While normal life came to a standstill in the old town, where authorities imposed restriction on movement of the people, in other parts of the city, vehicles moved freely and markets were open.

Schools and colleges, however, were shut across the city.

The National Investigation Agency on Monday arrested hardline Hurriyat chief Syed Ali Shah Geelani’s son-in-law Altaf Ahmed Shah and six others in a probe it is conducting to ascertain if funds from Pakistan were used to fuel last year’s unrest in the Valley that left 100 people, most of them civilians, dead.

Calling for a bandh, the Hurriyat Conference said the case was fabricated and the NIA was misleading people.

In response, district authorities barred assembly of four or more people by imposing Section 144 in the old city’s Rainawari, Khanyar, Nowhatta, Safa Kadal and other areas.

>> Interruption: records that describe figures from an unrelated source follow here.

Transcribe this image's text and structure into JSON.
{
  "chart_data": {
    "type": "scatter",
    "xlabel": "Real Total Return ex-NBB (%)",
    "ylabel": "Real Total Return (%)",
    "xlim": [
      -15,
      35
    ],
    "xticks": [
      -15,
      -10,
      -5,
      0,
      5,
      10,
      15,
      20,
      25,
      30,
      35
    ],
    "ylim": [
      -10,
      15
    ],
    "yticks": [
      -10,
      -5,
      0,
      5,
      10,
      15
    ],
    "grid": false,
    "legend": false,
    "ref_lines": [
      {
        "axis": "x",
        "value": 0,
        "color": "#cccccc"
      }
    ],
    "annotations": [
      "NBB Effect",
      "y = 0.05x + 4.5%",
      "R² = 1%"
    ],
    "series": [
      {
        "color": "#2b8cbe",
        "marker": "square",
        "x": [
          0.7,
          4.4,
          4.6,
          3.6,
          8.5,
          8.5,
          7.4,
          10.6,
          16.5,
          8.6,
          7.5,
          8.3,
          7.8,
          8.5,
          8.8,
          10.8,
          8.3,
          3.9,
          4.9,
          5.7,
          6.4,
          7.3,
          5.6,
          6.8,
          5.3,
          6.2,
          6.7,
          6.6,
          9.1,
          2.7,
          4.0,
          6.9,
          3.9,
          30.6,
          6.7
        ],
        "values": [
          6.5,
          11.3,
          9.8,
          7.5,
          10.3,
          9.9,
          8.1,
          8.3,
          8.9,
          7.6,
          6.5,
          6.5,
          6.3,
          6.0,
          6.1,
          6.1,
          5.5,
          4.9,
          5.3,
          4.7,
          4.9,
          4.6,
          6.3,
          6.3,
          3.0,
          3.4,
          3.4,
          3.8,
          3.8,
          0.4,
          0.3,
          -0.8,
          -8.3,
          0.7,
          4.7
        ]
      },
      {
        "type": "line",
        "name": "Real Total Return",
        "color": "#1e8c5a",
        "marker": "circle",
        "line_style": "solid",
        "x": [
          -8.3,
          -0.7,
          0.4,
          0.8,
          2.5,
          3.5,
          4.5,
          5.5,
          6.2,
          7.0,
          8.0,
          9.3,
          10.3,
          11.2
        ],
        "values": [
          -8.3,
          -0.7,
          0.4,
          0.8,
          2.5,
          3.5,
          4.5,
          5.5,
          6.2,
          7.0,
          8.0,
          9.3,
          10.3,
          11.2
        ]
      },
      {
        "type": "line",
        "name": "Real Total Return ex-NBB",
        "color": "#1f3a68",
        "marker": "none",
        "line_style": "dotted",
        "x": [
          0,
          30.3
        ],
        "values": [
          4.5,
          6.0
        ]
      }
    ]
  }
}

Local train services remained suspended.

Similar reports of a mixed response were received from other district headquarters of the Valley, officials said. Inter-district transport was also plying on some routes. Government offices and banks functioned normally, the officials said.

The NIA was to bring Shah, Tehreek-e-Hurriyat’s Ayaz Akbar and Mehrajuddin Kalwal, Shahid-ul-Islam, who is from the Mirwaiz faction of the Hurriyat, Nayeem Khan of the Jammu Kashmir National Front and Peer Saifullah to Delhi on Tuesday after their arrest in Srinagar. Former Jammu and Kashmir Liberation Front militant Farooq Ahmed Dar aka Bitta Karatay was taken into custody in New Delhi.

On social media, the bandh call elicited considerable criticism while some users said how there were traffic jams in parts of the city despite the call.

A journalist Majid Hyderi posted: “Traffic jams in Srinagar in response to Sasur ji’s hartaal call against damaad ji’s arrest is eye-opener.”

Another journalist, Fahad Shah, wrote: “I think tomorrow’s strike call by Hurriyat is illogical, looking at what is the reason they give for it. A youth was shot dead in Budgam the other day and there was no shutdown but some “leaders” and son-in-law of a leader gets arrested so Kashmir has to shutdown. What frenzy is this?!”

Before the arrests, the NIA raided places across Kashmir, New Delhi and Haryana looking for evidence of separatist leaders and businessmen receiving funds from Hafiz Saeed, who heads the Jamaat-ud-Dawa group, and other Pakistan-based militant outfits.

Kashmir was rocked by violent street protests after Hizbul Mujahideen militant Burhan Wani was killed in a gunfight with security forces on July 8, 2016, with stone-throwing mobs clashing with security forces almost every day.